Numerus Clausus Rechtsprechung
Gesellschafts- und Wirtschaftskommunikation
* Datum: 09.03.1999 - Spruchkörper: OVG BerlinGründe
Der Antrag auf Bewilligung von Prozeßkostenhilfe für einen Antrag auf Zulassung der Beschwerde gegen den Beschluß des Verwaltungsgerichts Berlin vom 8. Mai 1998 muß erfolglos bleiben, weil die beabsichtigte Rechtsverfolgung keine hinreichende Aussicht auf Erfolg bietet (§ 166 VwGO in Verbindung mit § 114 ZPO). Weder dem Vorbringen der Antragstellerin noch dem Inhalt der Streitakten läßt sich entnehmen, daß einer der in § 146 Abs. 4 in Verbindung mit § 124 Abs. 2 VwGO abschließend aufgeführten Gründe für die Zulassung der Beschwerde gegeben sein könnte; inbesondere bestehen keine ernstlichen Zweifel an der Richtigkeit der erstinstanzlichen Entscheidung (§ 124 Abs. 2 Nr. 1 VwGO).

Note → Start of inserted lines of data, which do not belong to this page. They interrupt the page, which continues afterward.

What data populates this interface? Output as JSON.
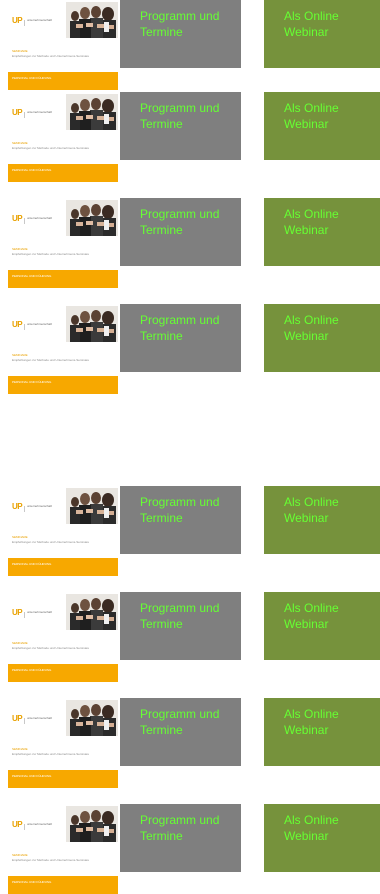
{
  "rows": [
    {
      "programm": "Programm und Termine",
      "online": "Als Online Webinar"
    },
    {
      "programm": "Programm und Termine",
      "online": "Als Online Webinar"
    },
    {
      "programm": "Programm und Termine",
      "online": "Als Online Webinar"
    },
    {
      "programm": "Programm und Termine",
      "online": "Als Online Webinar"
    },
    {
      "programm": "Programm und Termine",
      "online": "Als Online Webinar"
    },
    {
      "programm": "Programm und Termine",
      "online": "Als Online Webinar"
    },
    {
      "programm": "Programm und Termine",
      "online": "Als Online Webinar"
    },
    {
      "programm": "Programm und Termine",
      "online": "Als Online Webinar"
    }
  ],
  "thumb": {
    "logo_mark": "UP",
    "brand": "unternehmerschaft",
    "title": "SEMINARE",
    "subtitle": "Empfehlungen zur Methode und Unternehmens-Seminare",
    "footer_left_1": "PERSONAL UND FÜHRUNG",
    "footer_left_2": "",
    "footer_right_1": "",
    "footer_right_2": ""
  },
  "colors": {
    "programm_bg": "#7f7f7f",
    "online_bg": "#76923c",
    "button_text": "#66ff33",
    "footer_orange": "#f7a800"
  }
}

Das Verwaltungsgericht hat zu Recht entschieden, daß die Antragsgegnerin, die im Sommersemester 1998 insgesamt 75 Studienplätze für Studienanfänger vergeben hat, damit ihre Aufnahmekapazität im Studiengang Gesellschafts- und Wirtschaftskommunikation ausgeschöpft hat, so daß ein weiterer Studienplatz für die Antragstellerin nicht zur Verfügung steht. Die Kapazitätsberechnung der Antragsgegnerin hält, wie das Verwaltungsgericht im einzelnen zutreffend dargelegt hat, der gerichtlichen Überprüfung in den maßgeblichen Punkten stand. Das gilt auch für den Curricularnormwert, den die Antragstellerin in dem das Vorsemester betreffenden Verfahren OVG 5 NC 49.99 gerügt hatte (vgl. hierzu wie auch zu der Kapazitätsberechnung für das Wintersemester 1997/98 im allgemeinen den in jenem Verfahren ergangenen Senatsbeschluß vom heutigen Tage). Die Behauptung der Antragstellerin, daß außer ihr selbst auch andere Studenten, die im Studiengang Gesellschafts- und Wirtschaftskommunikation nicht zugelassen seien, gleichwohl Lehrveranstaltungen besuchten und sogar Leistungsnachweise erbringen könnten, ist kapazitätsrechtlich ohne Belang. Das Berechnungssystem der Kapaziätsverordnung beinhaltet eine teilweise Lösung von den konkreten Lehr- und Studienbedingungen der einzelnen Hochschulen, denen es überlassen bleibt, wie sie den ihnen rechnerisch pauschalierend vorgegebenen Rahmen tatsächlich ausfüllen. Dieser Beschluß ist unanfechtbar.